Alla nuova religione del capitale finanziario si genuflette anche la liturgia della politica: una democrazia sfiorita miope succube incapace a ricostruire un’identità nazionale, perché inetta e lenta nel leggere i segnali della società civile e dei giovani, o solamente incurante, mentre è complice del nuovo Super-Stato oggi al potere: il “Richistan”, il paese dei ricchi, la nazione a sé – secondo la definizione di Robert Frank – che condiziona i Parlamenti e il potere politico, per cui persino Obama sembra essere l’uomo giusto al posto sbagliato. Governi asserragliati nella loro pompa istituzionale fanno vergognosamente mostra di sottomissione non certo ai principi di Gesù… ma al proprio particulare dio-danaro.

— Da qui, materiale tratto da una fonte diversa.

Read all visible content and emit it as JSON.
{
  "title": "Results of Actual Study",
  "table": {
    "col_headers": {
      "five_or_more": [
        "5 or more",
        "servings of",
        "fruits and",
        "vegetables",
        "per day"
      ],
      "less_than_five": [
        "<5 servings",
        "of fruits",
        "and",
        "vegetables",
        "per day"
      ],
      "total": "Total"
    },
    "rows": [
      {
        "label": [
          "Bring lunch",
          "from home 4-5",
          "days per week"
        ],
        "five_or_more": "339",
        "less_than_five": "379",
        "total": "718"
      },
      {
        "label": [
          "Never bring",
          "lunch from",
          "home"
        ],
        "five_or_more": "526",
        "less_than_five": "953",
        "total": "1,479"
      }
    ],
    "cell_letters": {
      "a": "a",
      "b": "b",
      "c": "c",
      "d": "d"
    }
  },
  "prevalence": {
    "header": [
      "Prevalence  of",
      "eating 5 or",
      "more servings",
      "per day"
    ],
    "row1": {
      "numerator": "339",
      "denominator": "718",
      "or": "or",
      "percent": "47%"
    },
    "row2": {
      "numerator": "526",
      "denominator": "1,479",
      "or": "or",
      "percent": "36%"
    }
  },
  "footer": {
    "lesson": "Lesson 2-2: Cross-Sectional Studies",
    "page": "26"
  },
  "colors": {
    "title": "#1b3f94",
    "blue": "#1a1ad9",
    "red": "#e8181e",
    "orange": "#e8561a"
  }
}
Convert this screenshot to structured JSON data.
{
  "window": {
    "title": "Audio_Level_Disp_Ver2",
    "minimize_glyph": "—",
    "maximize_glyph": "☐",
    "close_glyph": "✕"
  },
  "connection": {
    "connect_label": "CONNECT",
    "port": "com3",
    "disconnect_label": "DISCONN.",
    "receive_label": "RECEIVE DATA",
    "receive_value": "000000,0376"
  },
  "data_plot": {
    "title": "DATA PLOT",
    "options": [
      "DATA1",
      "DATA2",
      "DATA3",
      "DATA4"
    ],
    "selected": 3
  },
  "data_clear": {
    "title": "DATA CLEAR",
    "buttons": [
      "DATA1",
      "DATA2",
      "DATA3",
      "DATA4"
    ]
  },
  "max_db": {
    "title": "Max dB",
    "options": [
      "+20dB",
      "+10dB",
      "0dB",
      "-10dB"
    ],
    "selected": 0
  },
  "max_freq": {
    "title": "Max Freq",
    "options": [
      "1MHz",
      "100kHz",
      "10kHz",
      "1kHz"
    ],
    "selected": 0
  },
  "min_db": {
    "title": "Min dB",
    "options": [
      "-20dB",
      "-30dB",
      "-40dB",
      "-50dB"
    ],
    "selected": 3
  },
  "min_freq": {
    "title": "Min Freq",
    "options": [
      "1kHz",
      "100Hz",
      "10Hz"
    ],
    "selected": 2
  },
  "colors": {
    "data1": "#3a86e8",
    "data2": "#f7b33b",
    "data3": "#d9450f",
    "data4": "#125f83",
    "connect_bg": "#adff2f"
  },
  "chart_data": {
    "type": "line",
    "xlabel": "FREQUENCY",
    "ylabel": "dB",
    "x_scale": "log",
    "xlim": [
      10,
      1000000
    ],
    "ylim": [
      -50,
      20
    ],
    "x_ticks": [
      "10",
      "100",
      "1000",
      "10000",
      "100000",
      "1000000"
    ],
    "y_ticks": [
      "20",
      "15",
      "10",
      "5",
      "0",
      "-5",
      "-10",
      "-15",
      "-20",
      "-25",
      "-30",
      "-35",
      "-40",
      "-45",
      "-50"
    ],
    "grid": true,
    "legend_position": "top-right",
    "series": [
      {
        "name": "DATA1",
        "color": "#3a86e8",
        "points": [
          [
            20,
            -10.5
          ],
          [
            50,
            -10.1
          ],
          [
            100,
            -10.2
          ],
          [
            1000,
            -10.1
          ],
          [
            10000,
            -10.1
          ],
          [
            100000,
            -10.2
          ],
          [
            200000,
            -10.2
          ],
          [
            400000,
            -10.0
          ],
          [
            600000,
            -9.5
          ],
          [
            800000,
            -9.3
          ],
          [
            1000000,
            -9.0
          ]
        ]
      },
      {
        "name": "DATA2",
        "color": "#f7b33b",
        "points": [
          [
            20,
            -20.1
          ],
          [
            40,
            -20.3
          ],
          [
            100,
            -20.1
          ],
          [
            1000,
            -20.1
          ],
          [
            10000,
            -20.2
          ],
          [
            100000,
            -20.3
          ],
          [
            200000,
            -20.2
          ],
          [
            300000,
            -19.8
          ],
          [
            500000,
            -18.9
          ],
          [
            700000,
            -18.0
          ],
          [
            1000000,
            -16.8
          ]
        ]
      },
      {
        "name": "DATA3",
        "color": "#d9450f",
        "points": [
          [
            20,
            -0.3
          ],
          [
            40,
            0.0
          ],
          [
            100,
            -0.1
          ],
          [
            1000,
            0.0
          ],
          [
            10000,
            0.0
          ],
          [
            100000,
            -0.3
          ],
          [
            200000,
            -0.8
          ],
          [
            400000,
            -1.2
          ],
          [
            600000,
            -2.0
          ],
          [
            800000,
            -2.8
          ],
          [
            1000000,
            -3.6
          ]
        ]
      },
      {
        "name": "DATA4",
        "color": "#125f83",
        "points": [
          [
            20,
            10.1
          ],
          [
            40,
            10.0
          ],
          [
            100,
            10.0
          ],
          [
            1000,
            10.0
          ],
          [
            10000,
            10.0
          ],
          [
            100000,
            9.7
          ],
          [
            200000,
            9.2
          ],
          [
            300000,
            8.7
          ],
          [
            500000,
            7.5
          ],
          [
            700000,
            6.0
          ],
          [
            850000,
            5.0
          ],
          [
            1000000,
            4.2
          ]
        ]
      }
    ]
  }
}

Si domanda ai giovani sacrifici spropositati, quali olocausti viventi immolati in nome del dio-danaro sull’altare sacrilego dei maghi della finanza; pedine della partita a scacchi giocata dai grandi numeri della finanza mondiale. Il rischio è che la statistica riduca tutto a numero. Anche le persone. E le loro vicissitudini messe fra parentesi di operazioni numeriche, che per comprenderle non basta nemmeno uno sforzo di astrazione mentale! I giovani, vittime degli squali dell’alta finanza, esautorati deprivati declassati depauperati, non abbracciano però, quale contrappasso inevitabile della crisi economica, la croce funesta di una vita ai margini, quasi una concezione minimalista, perché invece si ergono a protagonisti non appiattiti, esercitando il loro diritto alla protesta.
La massima Kantiana “L’uomo come fine e mai come mezzo” dovrebbe insegnare alle persone ai posti di comando qualcosa in merito alla loro missione, che contempla appunto l’uomo, non reificato, ma inteso come ethos di qualsiasi teoria del vivere. I giovani nel microsolco del disco dell’economia mondiale in crisi, consci dei torti dei grandi, dei privilegi della casta, agiscono tempestivamente in funzione del presente come naviganti che hanno buttato a mare le zavorre del passato: il rimpianto di un posto di lavoro. Squalificati dal lavoro, la loro libertà di pensiero e di azione li qualifica ai propri occhi e agli occhi del mondo – che cerca d’ignorarli, imbavagliati da un consumismo come goffo conato di blandire le coscienze ed estrema mistificazione sociale, a dirci che la disparità economica proprio non esiste – rendendoli diversi e mutandoli in meglio.
“Nella meglio gioventù”! Non più clack plaudente le scenette grottesche solipsistiche dei grandi dell’olimpo, tappezzeria inerme che vegeta ignara, scelgono di essere legislatori-attori non potendo più sfuggire alla propria totale e profonda responsabilità, capace di suscitare anche nelle coscienze sopite, l’esigenza della libertà e dell’impegno. E laddove non fosse possibile del ritegno. Perché è sano, e ci piace! Questo il valore e il nerbo della loro esistenza. Perché i giovani, dai sit-in in poi, assiepati nelle piazze, a distanza di un anno, hanno prodotto opinioni, fatto la storia, incapaci a sopravvive da persone ragionevoli in un serraglio di pecore laureate. E, soprattutto, mai sulla difensiva al riparo da qualsiasi altisonante illusione seppur “tecnica”. Perché faber del loro destino!